Le Maroc est l'un des pays appelés à s'exprimer devant le conseil des droits de l'Homme à Genève. Les ONG ont déjà affûtés leurs armes. Tour d'horizon.

Le Maroc fait partie des 16 pays qui doivent s'exprimer devant la première session de l'examen périodique universel du Conseil des droits de l'Homme, un nouveau mécanisme instauré par cet organisme onusien mis en place il y a deux années. Si le rapport officiel aura droit de cité lors de ce grand oral se déroulant sous la forme d'un débat de trois heures sous la supervision de 47 membres du CDH, les ONG auront, elles aussi, leur mot à dire. Et on dispose déjà d'un avant-goût de ce que celles marocaines ont préparé à cette occasion : des rapports périodiques parallèles recensant moult dépassements, mais aussi une série de recommandations. L'AMDH (Association marocaine des droits humains) attaque sur trois fronts. Pour l'ONG présidée par Khadija Ryadi, il s'agit d'abord de relever le problème de toutes les conventions internationales non encore ratifiées par le Maroc et, en premier lieu, celle relative à la Cour pénale internationale, la convention sur l'abrogation de la peine de mort, et aussi tous les textes ratifiés par le royaume, mais qui se trouvent vidés de leur substance à force de réserves émises par Rabat. Selon Abdelhamid Amine, vice-président de cette ONG, l'AMDH compte aussi soulever le problème de l'adéquation des législations nationales avec les conventions ratifiées par le Maroc. C'est le cas par exemple, relève notre source, de la loi antiterroriste, du code de la presse et même du code de la famille, présenté officiellement comme une grande révolution dans le monde arabe et islamique.

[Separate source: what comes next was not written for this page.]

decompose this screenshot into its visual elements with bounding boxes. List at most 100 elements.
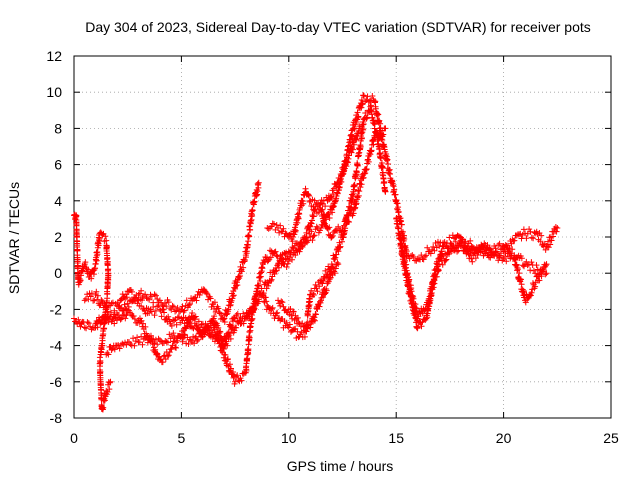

Enfin, l'AMDH ambitionne d'exposer les graves violations qui continuent à être perpétrées au Maroc concernant le Sahara, les libertés publiques, la répression des sit-in et les violations des droits des travailleurs. «Nous allons relever dans ce sen s la grave régression dans l'application du code du travail», affirme A. Aminé. L'OMDH, qui pour l'occasion a élaboré son rapport parallèle avec la FIDH, n'y va pas de main morte non plus et relève, entre autres, que la torture reste une pratique courante qui entraîne même des décès, malgré l'adoption d'une loi criminalisant la torture. L'ONG présidée par Amina Bouayyach demande, dans ce sens des enquêtes impartiales sans délai» sur toutes les allégations de torture. Cette ONG condamne aussi le retard pris dans la mise en place du Plan d'action national pour les droits de l'Homme, retard qui, à son tour, «entrave l'élaboration d'une stratégie global et cohérente de promotion et de protection des droits humains. Pour rester sur le volet des recommandations, l'OMDH et la FIDH demandent la création d'un mécanisme de contrôle indépendant des lieux de détention. Les deux ONG s'intéressent aussi au sort des réfugiés et des immigrants en revendiquant une loi sur l'asile et l'amendement de la loi sur l'entrée et le séjour des étrangers au Maroc. L'OMDH et la FEDH évoquent également la nécessaire révision du code de la presse dans le sens de l'abrogation de «toutes les dispositions contraires ou restrictives de la liberté d'expression , notamment celles qui prévoient des peines d'emprisonnement», mais aussi la promulgation d'une loi relative à l'accès à l'information. La justice n'échappe pas aux remontrances du rapport parallèle de ces deux ONG qui recommandent au royaume de «prendre les mesures nécessaire s pour garantir l'indépendance et l'impartialité de la magistrature». Le Maroc devait présenter son rapport, une vingtaine de pages, hier en début d'après-midi. En face, le rapport officiel aura ceux de l'OMDH, de l'AMDH, mais aussi du CMDH et de la LADH (Ligue amazighe des droits de l'Homme), ONG dont les observations et recommandations ont fait l'objet d'une synthèse.

Les Amazighs s'y mettent

Outre la Ligue amazighe des droits de l'Homme, la «touche» amazighe est très présente à Genève avec, entre autres, un rapport parallèle élaboré par le Réseau amazigh pour la citoyenneté, que dirige l'avocat Ahmed Arehmouch. Et dès le départ le ton est donné via quelques pages stigmatisant une série de textes de loi consacrant «une politique législative raciste». A commencer par la Constitution qui sacralise la langue arabe avant d'aligner un interminable listing de faits relatifs au même sujet, que ce soit pour ce qui est de la législation relative à la nationalité que pour celle relative à la justice.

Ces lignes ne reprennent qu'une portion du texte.